There was evidence for the State that Walter Breedlove went to a dance in another town on the night before the murder with his wife and others, and returned to his home about 1 a. m. the next morning in a drunken condition. His wife testified that he did not thereafter leave his home until he was arrested as a suspect in the murder case at about 3:20 a. m.
There was evidence for the appellant by his wife that Walter Breedlove came to the trailer occupied by them between 1 and 2 a. m. on the morning of October 8, 1967, and returned after 2 a. m. bringing back a pistol he had borrowed from the appellant.
The alleged newly discovered evidence could have no relevancy to the case except for the purpose of impeaching the witness who testified that Walter Breedlove was at home in a drunken condition at the time the murder was committed. Newly discovered evidence which merely impeaches the testimony of witnesses for the State, and which would not likely produce a different result on another trial if admitted, is not sufficient to authorize the grant of a new trial. Code § 70-204; Stuckey v. State, 176 Ga. 252 (3) ( 167 S.E. 519). The trial judge did not abuse his discretion in refusing to grant a new trial on this alleged newly discovered evidence.
5. The contention that the appellant's conviction was contrary to law is based upon the assertion that he should not have been arraigned prior to a final determination of his motion for new trial on the special plea of insanity. We have decided in Division 1 that there is no merit in this contention. The appellant concedes that otherwise there is no merit in the general grounds of the motion for new trial.
Judgment affirmed. All the Justice concur, except Felton, J., who dissents.
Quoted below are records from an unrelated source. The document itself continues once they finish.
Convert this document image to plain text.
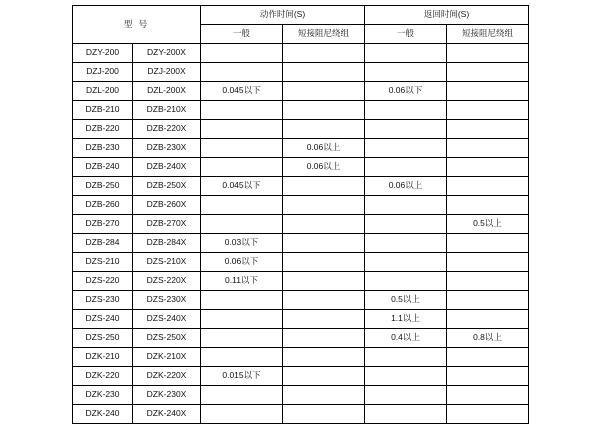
型 号		动作时间(S)		返回时间(S)	
		一般	短接阻尼绕组	一般	短接阻尼绕组
DZY-200	DZY-200X				
DZJ-200	DZJ-200X				
DZL-200	DZL-200X	0.045以下		0.06以下	
DZB-210	DZB-210X				
DZB-220	DZB-220X				
DZB-230	DZB-230X		0.06以上		
DZB-240	DZB-240X		0.06以上		
DZB-250	DZB-250X	0.045以下		0.06以上	
DZB-260	DZB-260X				
DZB-270	DZB-270X				0.5以上
DZB-284	DZB-284X	0.03以下			
DZS-210	DZS-210X	0.06以下			
DZS-220	DZS-220X	0.11以下			
DZS-230	DZS-230X			0.5以上	
DZS-240	DZS-240X			1.1以上	
DZS-250	DZS-250X			0.4以上	0.8以上
DZK-210	DZK-210X				
DZK-220	DZK-220X	0.015以下			
DZK-230	DZK-230X				
DZK-240	DZK-240X				
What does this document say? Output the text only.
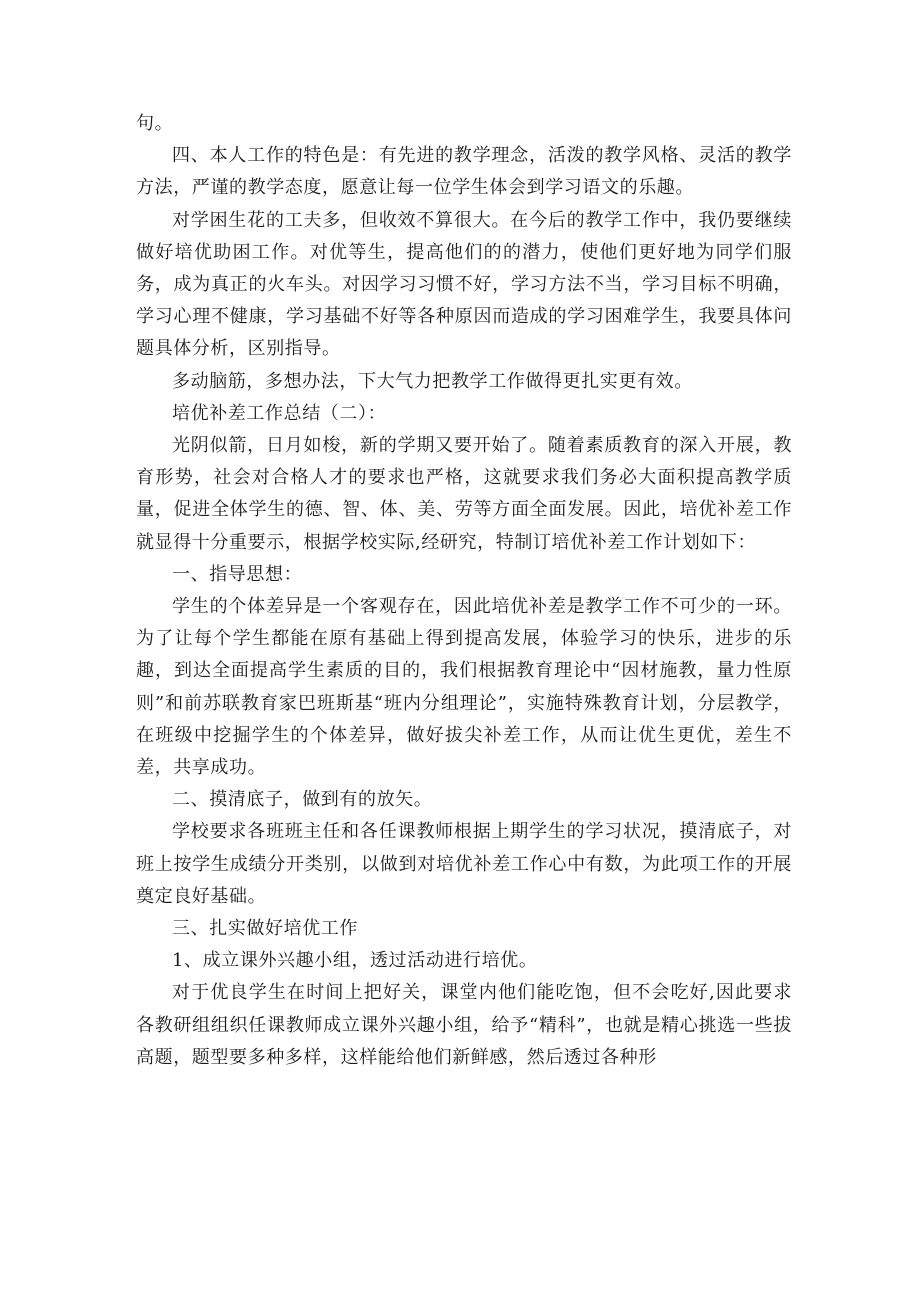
句。

四、本人工作的特色是：有先进的教学理念，活泼的教学风格、灵活的教学方法，严谨的教学态度，愿意让每一位学生体会到学习语文的乐趣。

对学困生花的工夫多，但收效不算很大。在今后的教学工作中，我仍要继续做好培优助困工作。对优等生，提高他们的的潜力，使他们更好地为同学们服务，成为真正的火车头。对因学习习惯不好，学习方法不当，学习目标不明确，学习心理不健康，学习基础不好等各种原因而造成的学习困难学生，我要具体问题具体分析，区别指导。

多动脑筋，多想办法，下大气力把教学工作做得更扎实更有效。

培优补差工作总结（二）：

光阴似箭，日月如梭，新的学期又要开始了。随着素质教育的深入开展，教育形势，社会对合格人才的要求也严格，这就要求我们务必大面积提高教学质量，促进全体学生的德、智、体、美、劳等方面全面发展。因此，培优补差工作就显得十分重要示，根据学校实际,经研究，特制订培优补差工作计划如下：

一、指导思想：

学生的个体差异是一个客观存在，因此培优补差是教学工作不可少的一环。为了让每个学生都能在原有基础上得到提高发展，体验学习的快乐，进步的乐趣，到达全面提高学生素质的目的，我们根据教育理论中“因材施教，量力性原则”和前苏联教育家巴班斯基“班内分组理论”，实施特殊教育计划，分层教学，在班级中挖掘学生的个体差异，做好拔尖补差工作，从而让优生更优，差生不差，共享成功。

二、摸清底子，做到有的放矢。

学校要求各班班主任和各任课教师根据上期学生的学习状况，摸清底子，对班上按学生成绩分开类别，以做到对培优补差工作心中有数，为此项工作的开展奠定良好基础。

三、扎实做好培优工作

1、成立课外兴趣小组，透过活动进行培优。

对于优良学生在时间上把好关，课堂内他们能吃饱，但不会吃好,因此要求各教研组组织任课教师成立课外兴趣小组，给予“精科”，也就是精心挑选一些拔高题，题型要多种多样，这样能给他们新鲜感，然后透过各种形
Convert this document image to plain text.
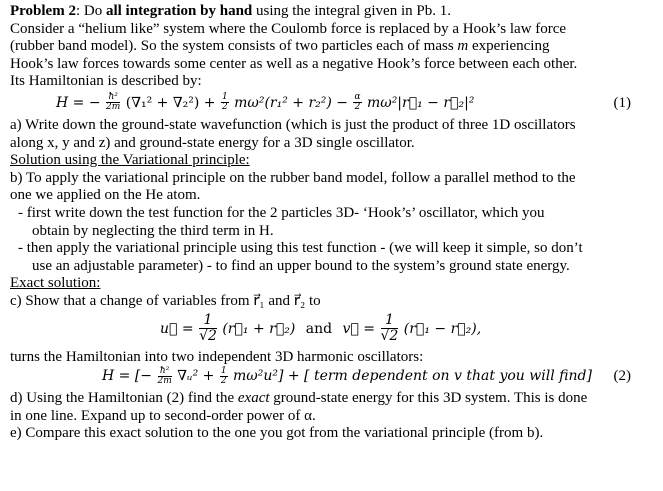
Problem 2: Do all integration by hand using the integral given in Pb. 1.

Consider a “helium like” system where the Coulomb force is replaced by a Hook’s law force

(rubber band model). So the system consists of two particles each of mass m experiencing

Hook’s law forces towards some center as well as a negative Hook’s force between each other.

Its Hamiltonian is described by:

H = − $\frac{\text{ħ²}}{2m} (\nabla_1^2 + \nabla_2^2) + \frac{1}{2} m\omega^2(r_1^2 + r_2^2) - \frac{\alpha}{2}$ mω²|r⃗₁ − r⃗₂|²	(1)

a) Write down the ground-state wavefunction (which is just the product of three 1D oscillators

along x, y and z) and ground-state energy for a 3D single oscillator.

Solution using the Variational principle:

b) To apply the variational principle on the rubber band model, follow a parallel method to the

one we applied on the He atom.

- first write down the test function for the 2 particles 3D- ‘Hook’s’ oscillator, which you

obtain by neglecting the third term in H.

- then apply the variational principle using this test function - (we will keep it simple, so don’t

use an adjustable parameter) - to find an upper bound to the system’s ground state energy.

Exact solution:

c) Show that a change of variables from r⃗₁ and r⃗₂ to

u⃗ = $\frac{1}{√2}$ (r⃗₁ + r⃗₂) and v⃗ = $\frac{1}{√2}$ (r⃗₁ − r⃗₂),

turns the Hamiltonian into two independent 3D harmonic oscillators:

H = [− $\frac{\text{ħ²}}{2m}$ ∇ᵤ² + $\frac{1}{2} m\omega^2u^2$] + [ term dependent on v that you will find] (2)

d) Using the Hamiltonian (2) find the exact ground-state energy for this 3D system. This is done

in one line. Expand up to second-order power of α.

e) Compare this exact solution to the one you got from the variational principle (from b).
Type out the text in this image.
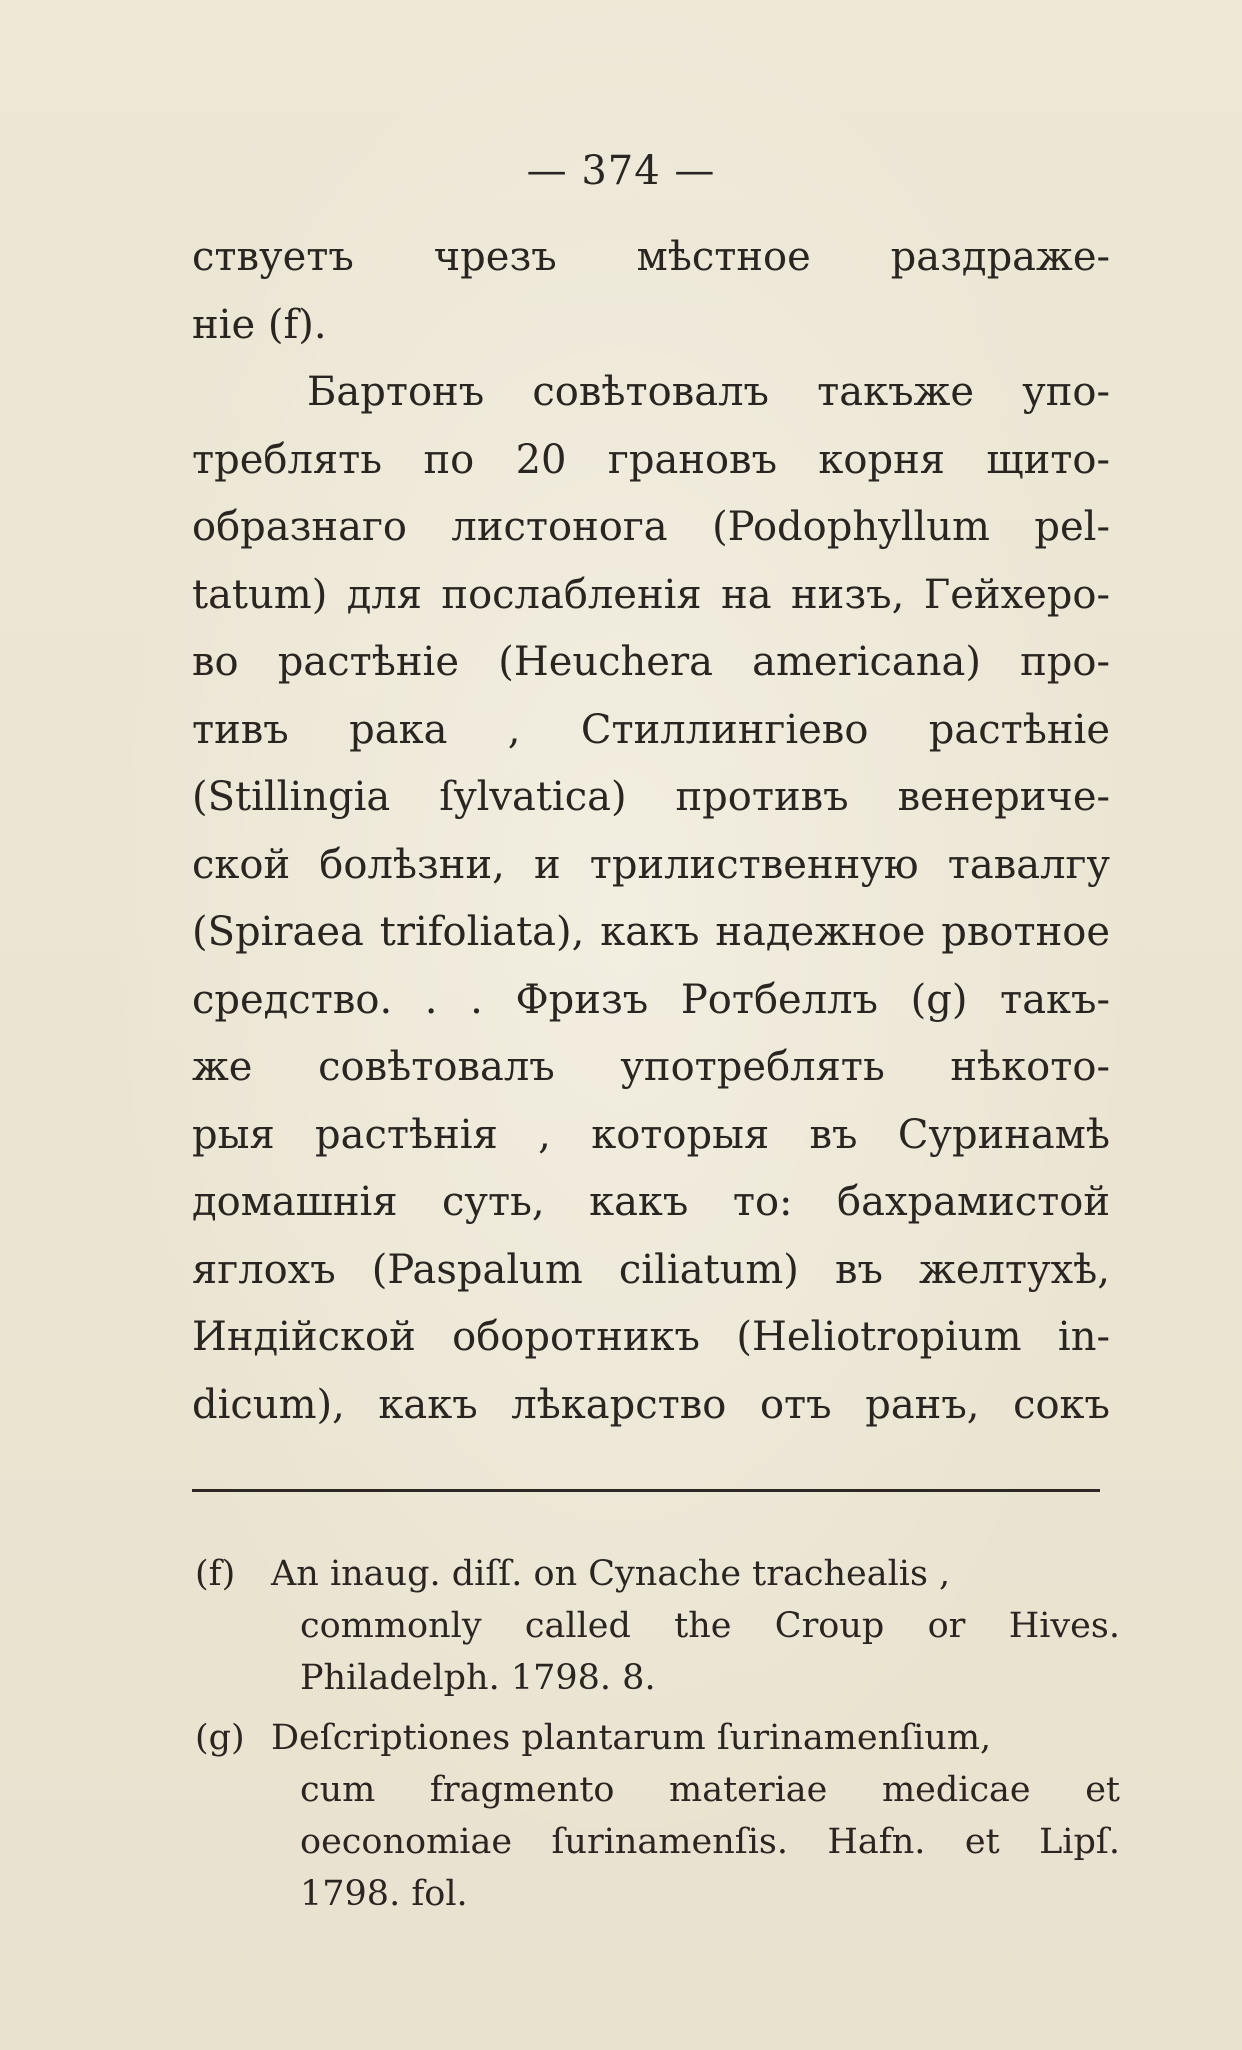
— 374 —
ствуетъ чрезъ мѣстное раздраже-
ніе (f).
Бартонъ совѣтовалъ такъже упо-
треблять по 20 грановъ корня щито-
образнаго листонога (Podophyllum pel-
tatum) для послабленія на низъ, Гейхеро-
во растѣніе (Heuchera americana) про-
тивъ рака , Стиллингіево растѣніе
(Stillingia ſylvatica) противъ венериче-
ской болѣзни, и трилиственную тавалгу
(Spiraea trifoliata), какъ надежное рвотное
средство. . . Фризъ Ротбеллъ (g) такъ-
же совѣтовалъ употреблять нѣкото-
рыя растѣнія , которыя въ Суринамѣ
домашнія суть, какъ то: бахрамистой
яглохъ (Paspalum ciliatum) въ желтухѣ,
Индійской оборотникъ (Heliotropium in-
dicum), какъ лѣкарство отъ ранъ, сокъ
(f) An inaug. diſſ. on Cynache trachealis ,
commonly called the Croup or Hives.
Philadelph. 1798. 8.
(g) Deſcriptiones plantarum ſurinamenſium,
cum fragmento materiae medicae et
oeconomiae ſurinamenſis. Hafn. et Lipſ.
1798. fol.
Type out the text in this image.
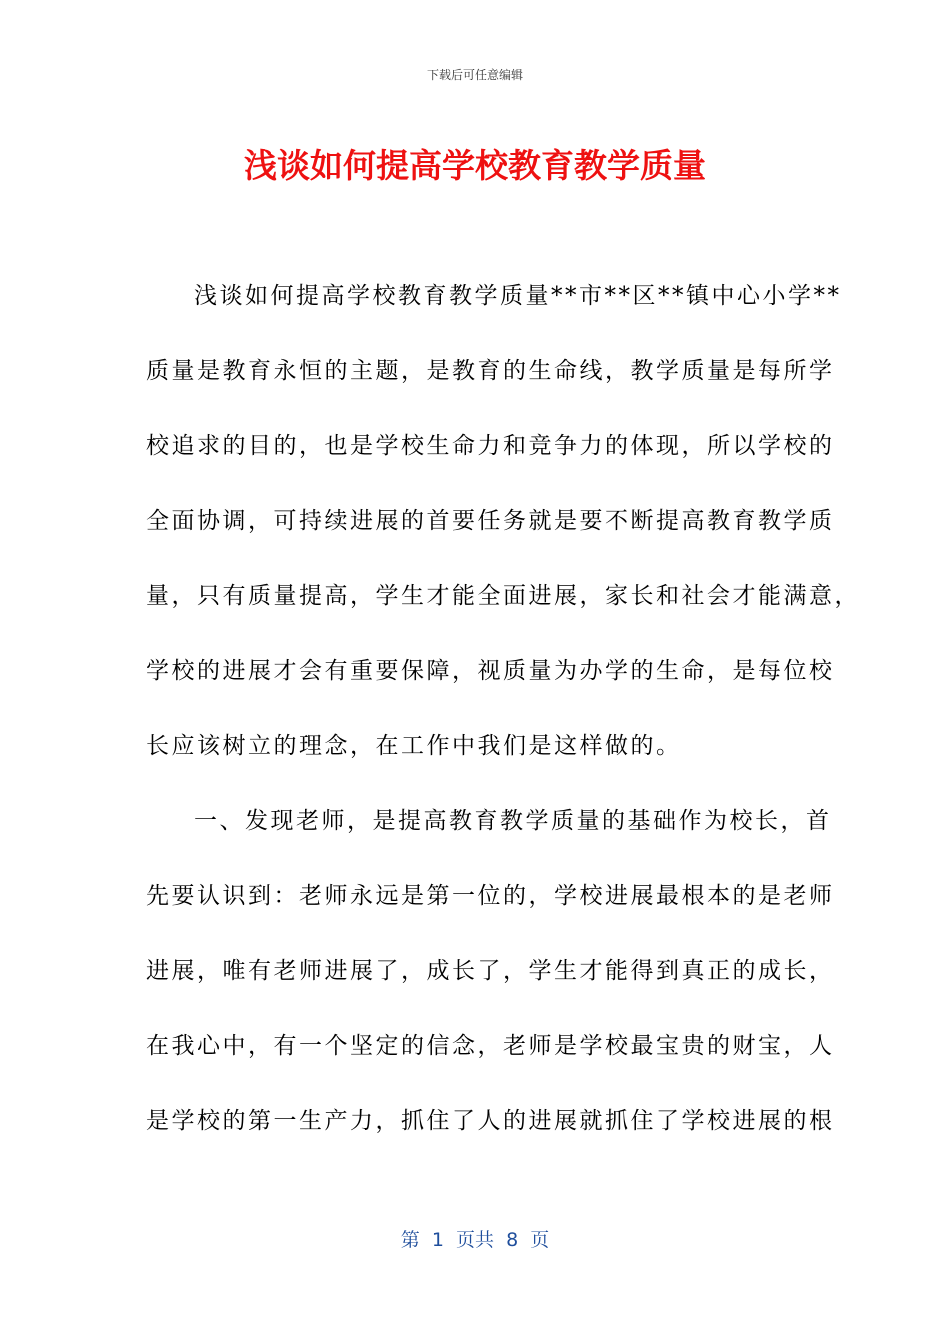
下载后可任意编辑
浅谈如何提高学校教育教学质量
浅谈如何提高学校教育教学质量**市**区**镇中心小学**
质量是教育永恒的主题，是教育的生命线，教学质量是每所学
校追求的目的，也是学校生命力和竞争力的体现，所以学校的
全面协调，可持续进展的首要任务就是要不断提高教育教学质
量，只有质量提高，学生才能全面进展，家长和社会才能满意，
学校的进展才会有重要保障，视质量为办学的生命，是每位校
长应该树立的理念，在工作中我们是这样做的。
一、发现老师，是提高教育教学质量的基础作为校长，首
先要认识到：老师永远是第一位的，学校进展最根本的是老师
进展，唯有老师进展了，成长了，学生才能得到真正的成长，
在我心中，有一个坚定的信念，老师是学校最宝贵的财宝，人
是学校的第一生产力，抓住了人的进展就抓住了学校进展的根
第  1  页共  8  页
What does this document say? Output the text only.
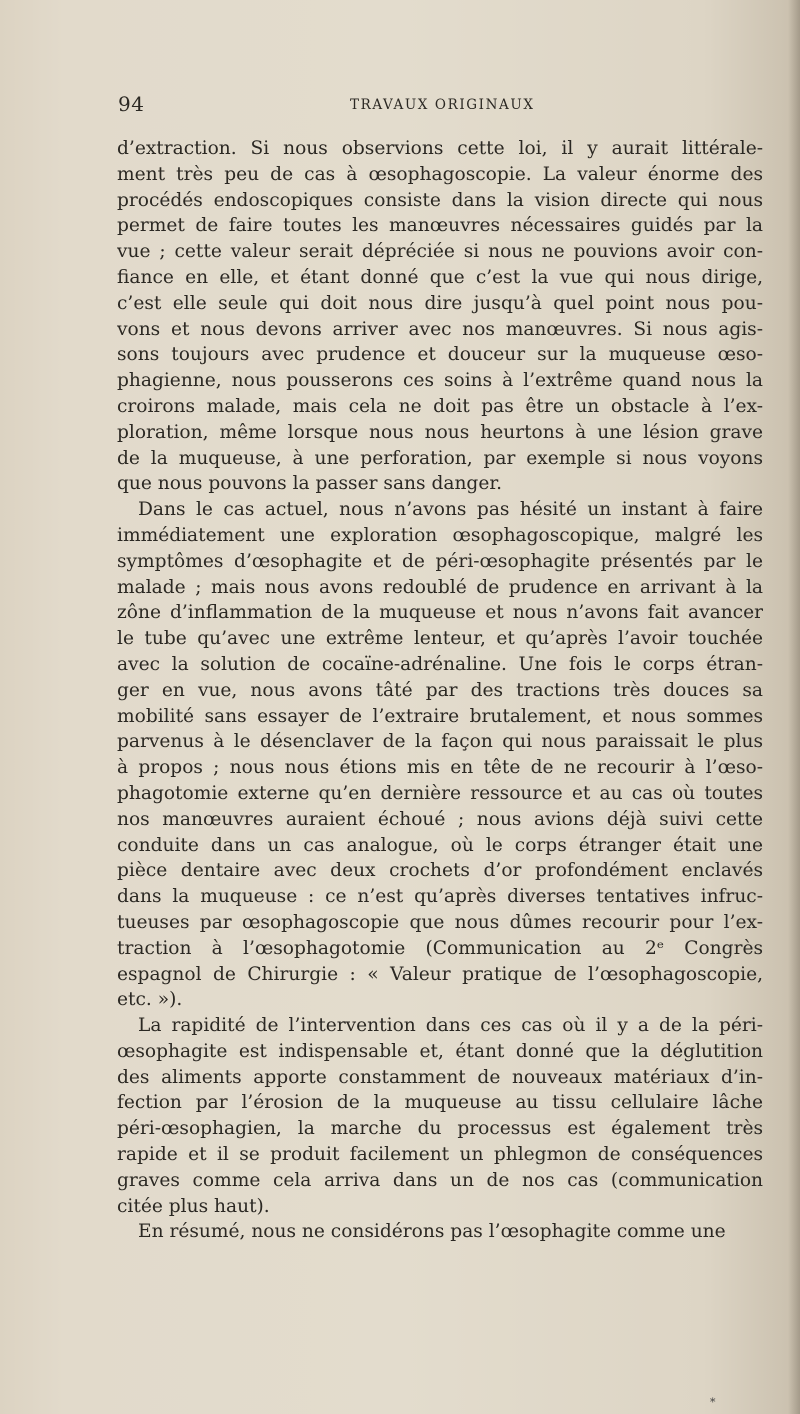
94	TRAVAUX ORIGINAUX
d’extraction. Si nous observions cette loi, il y aurait littérale-
ment très peu de cas à œsophagoscopie. La valeur énorme des
procédés endoscopiques consiste dans la vision directe qui nous
permet de faire toutes les manœuvres nécessaires guidés par la
vue ; cette valeur serait dépréciée si nous ne pouvions avoir con-
fiance en elle, et étant donné que c’est la vue qui nous dirige,
c’est elle seule qui doit nous dire jusqu’à quel point nous pou-
vons et nous devons arriver avec nos manœuvres. Si nous agis-
sons toujours avec prudence et douceur sur la muqueuse œso-
phagienne, nous pousserons ces soins à l’extrême quand nous la
croirons malade, mais cela ne doit pas être un obstacle à l’ex-
ploration, même lorsque nous nous heurtons à une lésion grave
de la muqueuse, à une perforation, par exemple si nous voyons
que nous pouvons la passer sans danger.
Dans le cas actuel, nous n’avons pas hésité un instant à faire
immédiatement une exploration œsophagoscopique, malgré les
symptômes d’œsophagite et de péri-œsophagite présentés par le
malade ; mais nous avons redoublé de prudence en arrivant à la
zône d’inflammation de la muqueuse et nous n’avons fait avancer
le tube qu’avec une extrême lenteur, et qu’après l’avoir touchée
avec la solution de cocaïne-adrénaline. Une fois le corps étran-
ger en vue, nous avons tâté par des tractions très douces sa
mobilité sans essayer de l’extraire brutalement, et nous sommes
parvenus à le désenclaver de la façon qui nous paraissait le plus
à propos ; nous nous étions mis en tête de ne recourir à l’œso-
phagotomie externe qu’en dernière ressource et au cas où toutes
nos manœuvres auraient échoué ; nous avions déjà suivi cette
conduite dans un cas analogue, où le corps étranger était une
pièce dentaire avec deux crochets d’or profondément enclavés
dans la muqueuse : ce n’est qu’après diverses tentatives infruc-
tueuses par œsophagoscopie que nous dûmes recourir pour l’ex-
traction à l’œsophagotomie (Communication au 2ᵉ Congrès
espagnol de Chirurgie : « Valeur pratique de l’œsophagoscopie,
etc. »).
La rapidité de l’intervention dans ces cas où il y a de la péri-
œsophagite est indispensable et, étant donné que la déglutition
des aliments apporte constamment de nouveaux matériaux d’in-
fection par l’érosion de la muqueuse au tissu cellulaire lâche
péri-œsophagien, la marche du processus est également très
rapide et il se produit facilement un phlegmon de conséquences
graves comme cela arriva dans un de nos cas (communication
citée plus haut).
En résumé, nous ne considérons pas l’œsophagite comme une
⁎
I think that the court erred in refusing to grant the motion of the defendant for a mistrial under the facts of the case. The district attorney made inexcusably inflammatory and prejudicial remarks. There were statements by the court to the jury not to consider such remarks. However, there was no rebuke of counsel who made the damaging remarks and under no interpretation of the judge's statement to the jury could they be construed to be a rebuke. Several recent cases have made similar holdings and I think it is time for us to go back to the true rule and law on the subject and strictly comply with Code § 81-1009 and many older decisions which take precedence or the established law of Georgia to the effect that it at least requires a rebuke to counsel to show enough disapproval of the objectionable argument to remove the harm done by such argument. The idea that an instruction by the court removes the objectionable argument from the minds of the jurors is a myth at best. It takes a blast like a rebuke to offset the injury caused by the objectionable argument. Mitchum v. State, 11 Ga. 615; Barfield v. State, 179 Ga. 293 ( 175 S.E. 582); Ga. Power Co. v. Puckett, 181 Ga. 386 ( 182 S.E. 384); Brooks v. State, 183 Ga. 466 ( 188 S.E. 711, 108 ALR 752); Fitzgerald v. State, 184 Ga. 19 ( 190 S.E. 602); Heard v. State, 210 Ga. 108 ( 78 S.E.2d 38); Purcell v. Hill, 220 Ga. 663 ( 141 S.E.2d 152); James v. State, 223 Ga. 677 (5) ( 157 S.E.2d 471).